Total Force Fitness and How to Make the Best of Stress

By Human Performance Resources by CHAMP at the Uniformed Services UniversityJune 26, 2024

(FORT MOORE, Ga) -  Infantry Officer Basic Leader Course students conduct their initial Army Combat Fitness Test (ACFT) Nov. 22, 2023, at Peden Field. The ACFT is designed to increase Soldier's overall physical fitness levels through a series of...
(FORT MOORE, Ga) - Infantry Officer Basic Leader Course students conduct their initial Army Combat Fitness Test (ACFT) Nov. 22, 2023, at Peden Field. The ACFT is designed to increase Soldier's overall physical fitness levels through a series of holistic health and fitness exercises including the standing power throw, plank, two-mile run, sprint-drag-carry, deadlift, and hand release push-ups. (U.S. Army photo by Patrick A. Albright, MCoE Photographer) (Photo Credit: U.S. Army) VIEW ORIGINAL

Total Force Fitness is a framework that enables human beings to get healthy and become high-performing service members. It consists of eight interrelated domains. Together, these domains offer a holistic look at what positively or negatively affects a service member’s health and performance. As a framework for military fitness, TFF suggests that supporting each domain can help service members to enhance their job performance and sustain their health while in the military.

To achieve this, service members need to develop internal resources in each domain that match the demands of their military lives. And they need to have access to tools, services and programs from the Department of Defense, their branch of service and their communities that support TFF. The eight domains are:

·      Physical fitness: Strength and agility, aerobic capacity, muscular endurance and functional mobility

·      Social fitness: Family and community engagement, cultural inclusiveness, peer-to-peer networks, leadership skills and unit cohesion

·      Psychological fitness: Proactive recovery for thriving, cognitive function, mental acuity and self-actualization

·      Environmental fitness: Heat, cold, altitude, noise, air quality and whole-body vibration

·      Nutritional fitness: Access to high-quality foods, mission-driven macro- and micro-nutrient requirements, dietary supplement use and healthy dietary choices

·      Financial fitness: Debt-management skills, responsible money management, insurance and emergency planning, and investment-wealth strategies

·      Spiritual fitness: Sense of identity and belonging, awareness of meaning and purpose, embracing service core values, and ability to cope

·      Medical and dental preventive fitness: Health assessments, screening, immunizations and pre-habilitation, which are physical and lifestyle preparations to improve recovery time

Total Force Fitness and Performance

Along with each of the eight individual domains of TFF, the intersections of these domains are critical to understand how you can improve your health, wellness and performance.
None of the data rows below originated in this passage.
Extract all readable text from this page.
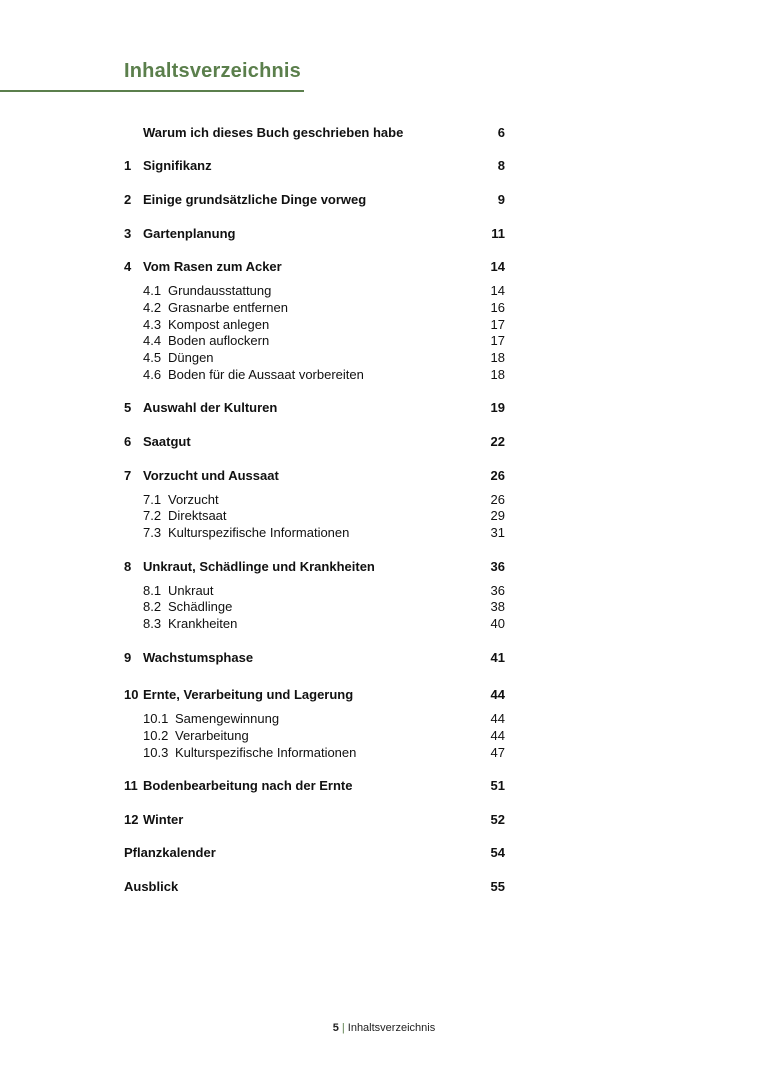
Inhaltsverzeichnis
Warum ich dieses Buch geschrieben habe	6
1 Signifikanz	8
2 Einige grundsätzliche Dinge vorweg	9
3 Gartenplanung	11
4 Vom Rasen zum Acker	14
4.1 Grundausstattung	14
4.2 Grasnarbe entfernen	16
4.3 Kompost anlegen	17
4.4 Boden auflockern	17
4.5 Düngen	18
4.6 Boden für die Aussaat vorbereiten	18
5 Auswahl der Kulturen	19
6 Saatgut	22
7 Vorzucht und Aussaat	26
7.1 Vorzucht	26
7.2 Direktsaat	29
7.3 Kulturspezifische Informationen	31
8 Unkraut, Schädlinge und Krankheiten	36
8.1 Unkraut	36
8.2 Schädlinge	38
8.3 Krankheiten	40
9 Wachstumsphase	41
10 Ernte, Verarbeitung und Lagerung	44
10.1 Samengewinnung	44
10.2 Verarbeitung	44
10.3 Kulturspezifische Informationen	47
11 Bodenbearbeitung nach der Ernte	51
12 Winter	52
Pflanzkalender	54
Ausblick	55
5 | Inhaltsverzeichnis
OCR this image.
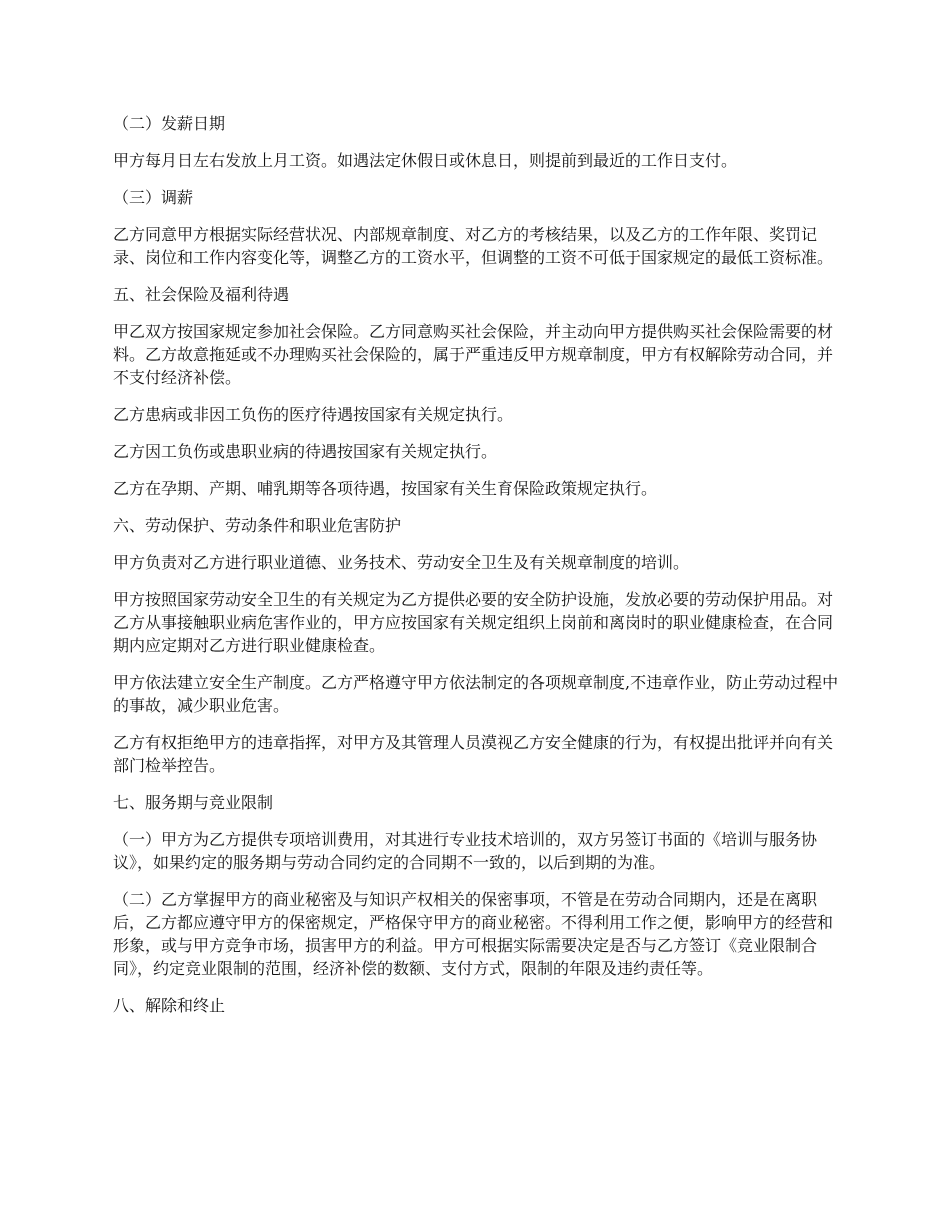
（二）发薪日期

甲方每月日左右发放上月工资。如遇法定休假日或休息日，则提前到最近的工作日支付。

（三）调薪

乙方同意甲方根据实际经营状况、内部规章制度、对乙方的考核结果，以及乙方的工作年限、奖罚记录、岗位和工作内容变化等，调整乙方的工资水平，但调整的工资不可低于国家规定的最低工资标准。

五、社会保险及福利待遇

甲乙双方按国家规定参加社会保险。乙方同意购买社会保险，并主动向甲方提供购买社会保险需要的材料。乙方故意拖延或不办理购买社会保险的，属于严重违反甲方规章制度，甲方有权解除劳动合同，并不支付经济补偿。

乙方患病或非因工负伤的医疗待遇按国家有关规定执行。

乙方因工负伤或患职业病的待遇按国家有关规定执行。

乙方在孕期、产期、哺乳期等各项待遇，按国家有关生育保险政策规定执行。

六、劳动保护、劳动条件和职业危害防护

甲方负责对乙方进行职业道德、业务技术、劳动安全卫生及有关规章制度的培训。

甲方按照国家劳动安全卫生的有关规定为乙方提供必要的安全防护设施，发放必要的劳动保护用品。对乙方从事接触职业病危害作业的，甲方应按国家有关规定组织上岗前和离岗时的职业健康检查，在合同期内应定期对乙方进行职业健康检查。

甲方依法建立安全生产制度。乙方严格遵守甲方依法制定的各项规章制度,不违章作业，防止劳动过程中的事故，减少职业危害。

乙方有权拒绝甲方的违章指挥，对甲方及其管理人员漠视乙方安全健康的行为，有权提出批评并向有关部门检举控告。

七、服务期与竞业限制

（一）甲方为乙方提供专项培训费用，对其进行专业技术培训的，双方另签订书面的《培训与服务协议》，如果约定的服务期与劳动合同约定的合同期不一致的，以后到期的为准。

（二）乙方掌握甲方的商业秘密及与知识产权相关的保密事项，不管是在劳动合同期内，还是在离职后，乙方都应遵守甲方的保密规定，严格保守甲方的商业秘密。不得利用工作之便，影响甲方的经营和形象，或与甲方竞争市场，损害甲方的利益。甲方可根据实际需要决定是否与乙方签订《竞业限制合同》，约定竞业限制的范围，经济补偿的数额、支付方式，限制的年限及违约责任等。

八、解除和终止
Take sleep, for example. Sleep is an important internal resource that affects health and performance. If you’re struggling to sleep well, and you think about the domains of TFF, you begin to see the range of reasons you could have sleep issues. Maybe you’re struggling to sleep because of anxious thoughts (psychological). Or perhaps you stay up late to spend time with your partner because your schedules don’t often otherwise align (social). Maybe you tend to drink caffeine too late in the day (nutritional), and that interferes with your ability to wind down. Or your body is sensitive to exercising late in the day (physical). Perhaps you have a hormonal imbalance (medical or dental) that makes it challenging for you to get into a rest-and-digest state. Or you can’t sleep because your bedroom is too hot or too cold or your partner snores loudly (environmental).

Not only might the individual domains of TFF play a part in your sleep cycle, it’s also possible that the intersection of these domains can have a compounding effect on sleep quality. For example, you had to work late, so you drank some caffeine to stay up, and then when it was time to go to bed your child woke up, so that kept you awake. And after that, you had trouble winding down because you were stressing about finances, and so on. At work the next day, you might be groggy, slow to make decisions, less aware of your emotions and less focused. Addressing only one of these concerns might not get you to a good night’s rest. And your job performance could continue to suffer. Sleep is just one example of how multiple TFF domains can intersect to affect your performance.

How Total Force Fitness Helps Commanding Officers and Service Members

TFF also has a unique focus on helping service members excel at their jobs. The TFF framework is a way for commanders and service members to think about what helps—and what hurts—their ability to perform their mission-essential tasks. Each military occupation places a unique set of demands on service members. This is based on the tasks they perform as part of their occupation and assigned unit. Some occupations might require a certain number of internal resources from a specific TFF domain. For example, the tasks in some occupations are more physically demanding, such as infantry personnel who maneuver mortars and ammunition. Other jobs are more cognitive, such as intelligence or language analysts. And others have a social focus, such as those in public affairs positions, who conduct interviews, or human resources development personnel, who recruit and train military personnel. Commanders and service members can use the TFF framework to think through how to prioritize services and programs to better support service member performance in these unique roles while still offering opportunities to bolster wellness across all domains of TFF.